Staging and Prognosis
TTR-FAP is staged based on ambulatory capacity:
- Stage 1: Independent walking, mild symptoms
- Stage 2: Assistance required for walking
- Stage 3: Wheelchair-bound or bedridden
Without treatment, the average survival from symptom onset is 10 to 15 years, though cardiac forms may be more aggressive.
Treatment Options for TTR-FAP
Early intervention is critical. Therapeutic approaches aim to stabilize the TTR tetramer, reduce TTR production, or eliminate existing deposits.
1. TTR Stabilizers
- Tafamidis (Vyndaqel): Binds to TTR and prevents tetramer dissociation
- Diflunisal: NSAID with TTR-stabilizing properties
These agents delay neurological progression and are particularly effective in early-stage disease.
2. TTR Gene Silencers
- Patisiran (RNA interference)
- Inotersen (antisense oligonucleotide)
These agents reduce hepatic production of both wild-type and mutant TTR, leading to decreased amyloid burden.
3. Liver Transplantation
- Historically the only disease-modifying treatment
- Replaces the mutant TTR-producing liver
- Limited by cardiac and CNS amyloid accumulation, which persist post-transplant
4. Symptomatic Management
- Neuropathic pain: gabapentinoids, duloxetine
- Autonomic symptoms: midodrine, fludrocortisone
- Cardiac support: pacemaker insertion, heart failure management
Future Directions and Emerging Therapies
Research is ongoing to improve outcomes and slow disease progression:
- CRISPR-Cas9 gene editing: NTLA-2001 is in clinical trials
- Monoclonal antibodies targeting amyloid fibrils
- Second-generation gene silencers with improved safety profiles
These developments represent promising avenues for long-term disease control and potential cures.

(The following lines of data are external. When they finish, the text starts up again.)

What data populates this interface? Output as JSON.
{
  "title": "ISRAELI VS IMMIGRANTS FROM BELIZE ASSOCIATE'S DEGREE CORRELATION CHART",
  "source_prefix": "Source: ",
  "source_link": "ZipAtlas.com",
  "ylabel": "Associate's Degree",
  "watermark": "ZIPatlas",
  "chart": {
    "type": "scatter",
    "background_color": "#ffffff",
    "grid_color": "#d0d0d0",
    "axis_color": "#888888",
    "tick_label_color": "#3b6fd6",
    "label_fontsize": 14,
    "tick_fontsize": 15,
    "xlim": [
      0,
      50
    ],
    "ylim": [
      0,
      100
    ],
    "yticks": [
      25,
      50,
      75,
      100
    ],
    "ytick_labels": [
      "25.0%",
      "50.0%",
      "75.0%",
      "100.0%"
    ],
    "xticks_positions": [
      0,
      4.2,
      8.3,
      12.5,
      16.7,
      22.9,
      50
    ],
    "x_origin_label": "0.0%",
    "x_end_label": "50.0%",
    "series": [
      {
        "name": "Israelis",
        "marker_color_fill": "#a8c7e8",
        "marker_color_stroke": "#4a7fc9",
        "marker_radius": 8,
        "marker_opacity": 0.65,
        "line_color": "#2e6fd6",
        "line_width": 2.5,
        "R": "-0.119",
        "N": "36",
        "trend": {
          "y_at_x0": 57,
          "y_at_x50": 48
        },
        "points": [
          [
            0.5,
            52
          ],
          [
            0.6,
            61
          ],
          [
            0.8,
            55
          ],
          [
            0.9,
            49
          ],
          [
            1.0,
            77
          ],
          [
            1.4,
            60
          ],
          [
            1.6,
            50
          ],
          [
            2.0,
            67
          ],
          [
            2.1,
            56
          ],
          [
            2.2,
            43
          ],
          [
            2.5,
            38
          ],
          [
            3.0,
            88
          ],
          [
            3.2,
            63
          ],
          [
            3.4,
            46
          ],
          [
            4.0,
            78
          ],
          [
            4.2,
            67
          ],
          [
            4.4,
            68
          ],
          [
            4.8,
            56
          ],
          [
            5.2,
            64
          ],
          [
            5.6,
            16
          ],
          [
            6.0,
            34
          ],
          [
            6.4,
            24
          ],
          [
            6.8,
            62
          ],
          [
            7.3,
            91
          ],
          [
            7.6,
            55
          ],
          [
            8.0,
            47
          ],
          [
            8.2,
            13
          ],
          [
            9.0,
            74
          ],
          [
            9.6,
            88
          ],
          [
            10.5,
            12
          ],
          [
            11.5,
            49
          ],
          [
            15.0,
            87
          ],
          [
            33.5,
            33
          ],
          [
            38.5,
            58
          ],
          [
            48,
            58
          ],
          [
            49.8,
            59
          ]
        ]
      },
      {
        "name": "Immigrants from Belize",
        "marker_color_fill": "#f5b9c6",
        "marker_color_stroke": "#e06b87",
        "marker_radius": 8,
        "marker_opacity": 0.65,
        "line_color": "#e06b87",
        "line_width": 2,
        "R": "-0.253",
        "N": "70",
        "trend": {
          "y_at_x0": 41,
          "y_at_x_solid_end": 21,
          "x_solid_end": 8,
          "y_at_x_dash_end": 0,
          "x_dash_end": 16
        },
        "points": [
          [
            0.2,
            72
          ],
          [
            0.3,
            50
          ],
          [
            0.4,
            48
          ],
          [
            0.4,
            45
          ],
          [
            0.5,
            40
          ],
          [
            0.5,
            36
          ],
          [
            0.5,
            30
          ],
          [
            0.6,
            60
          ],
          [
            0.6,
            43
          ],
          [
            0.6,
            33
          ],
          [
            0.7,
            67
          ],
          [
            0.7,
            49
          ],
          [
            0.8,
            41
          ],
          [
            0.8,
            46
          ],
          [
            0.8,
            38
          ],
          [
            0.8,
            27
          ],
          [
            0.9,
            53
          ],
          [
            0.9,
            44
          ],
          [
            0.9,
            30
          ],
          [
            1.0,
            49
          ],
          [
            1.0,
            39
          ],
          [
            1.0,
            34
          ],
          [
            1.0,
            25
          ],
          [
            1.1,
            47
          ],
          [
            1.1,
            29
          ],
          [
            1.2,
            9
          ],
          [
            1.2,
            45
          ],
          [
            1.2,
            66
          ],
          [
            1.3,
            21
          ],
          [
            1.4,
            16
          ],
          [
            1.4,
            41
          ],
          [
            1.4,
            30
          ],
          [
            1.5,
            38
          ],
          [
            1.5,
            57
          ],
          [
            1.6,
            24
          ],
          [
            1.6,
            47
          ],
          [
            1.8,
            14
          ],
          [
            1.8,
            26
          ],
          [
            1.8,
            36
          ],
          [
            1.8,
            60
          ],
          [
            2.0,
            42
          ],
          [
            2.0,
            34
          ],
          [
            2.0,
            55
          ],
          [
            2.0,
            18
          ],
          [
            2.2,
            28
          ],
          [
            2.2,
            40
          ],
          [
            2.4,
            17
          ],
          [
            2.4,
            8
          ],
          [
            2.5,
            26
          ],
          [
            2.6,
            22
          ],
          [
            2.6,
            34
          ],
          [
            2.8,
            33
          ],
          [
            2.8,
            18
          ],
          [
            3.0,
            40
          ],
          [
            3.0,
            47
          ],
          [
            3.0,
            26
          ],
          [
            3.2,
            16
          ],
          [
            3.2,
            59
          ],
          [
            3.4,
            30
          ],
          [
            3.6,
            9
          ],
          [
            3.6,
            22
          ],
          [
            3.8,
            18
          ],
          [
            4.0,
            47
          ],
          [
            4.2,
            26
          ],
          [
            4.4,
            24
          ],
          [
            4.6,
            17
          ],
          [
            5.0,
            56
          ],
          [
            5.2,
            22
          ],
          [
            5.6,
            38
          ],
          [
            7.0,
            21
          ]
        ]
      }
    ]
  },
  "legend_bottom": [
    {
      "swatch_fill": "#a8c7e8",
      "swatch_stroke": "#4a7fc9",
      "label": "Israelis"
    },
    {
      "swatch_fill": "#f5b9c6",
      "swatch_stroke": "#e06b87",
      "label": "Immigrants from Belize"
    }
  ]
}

Patient Support and Genetic Counseling
Given its hereditary nature, genetic counseling is essential for:
- Family screening
- Pre-symptomatic diagnosis
- Reproductive planning
Patient advocacy organizations offer education, support, and access to clinical trials.
Frequently Asked Questions:
What causes transthyretin familial amyloid polyneuropathy?
TTR-FAP is caused by mutations in the transthyretin gene that lead to misfolded proteins forming amyloid deposits.
How is TTR-FAP diagnosed?
Diagnosis involves genetic testing, tissue biopsy, nerve conduction studies, and systemic evaluation.
Can TTR-FAP be cured?
While there is no cure, therapies like Tafamidis, patisiran, and liver transplant can delay progression and improve quality of life.
Who is at risk for TTR-FAP?
Individuals with a family history of amyloidosis, especially in endemic regions, are at highest risk.
Is genetic testing available for family members?
Yes. TTR gene sequencing can identify carriers and help guide early intervention and counseling.
Transthyretin familial amyloid polyneuropathy represents a severe, progressive hereditary neuropathy with systemic involvement. Timely diagnosis, genetic screening, and evolving disease-modifying therapies have dramatically shifted the landscape of care. As precision medicine advances, targeted approaches hold promise to transform outcomes for patients with this once-fatal disease.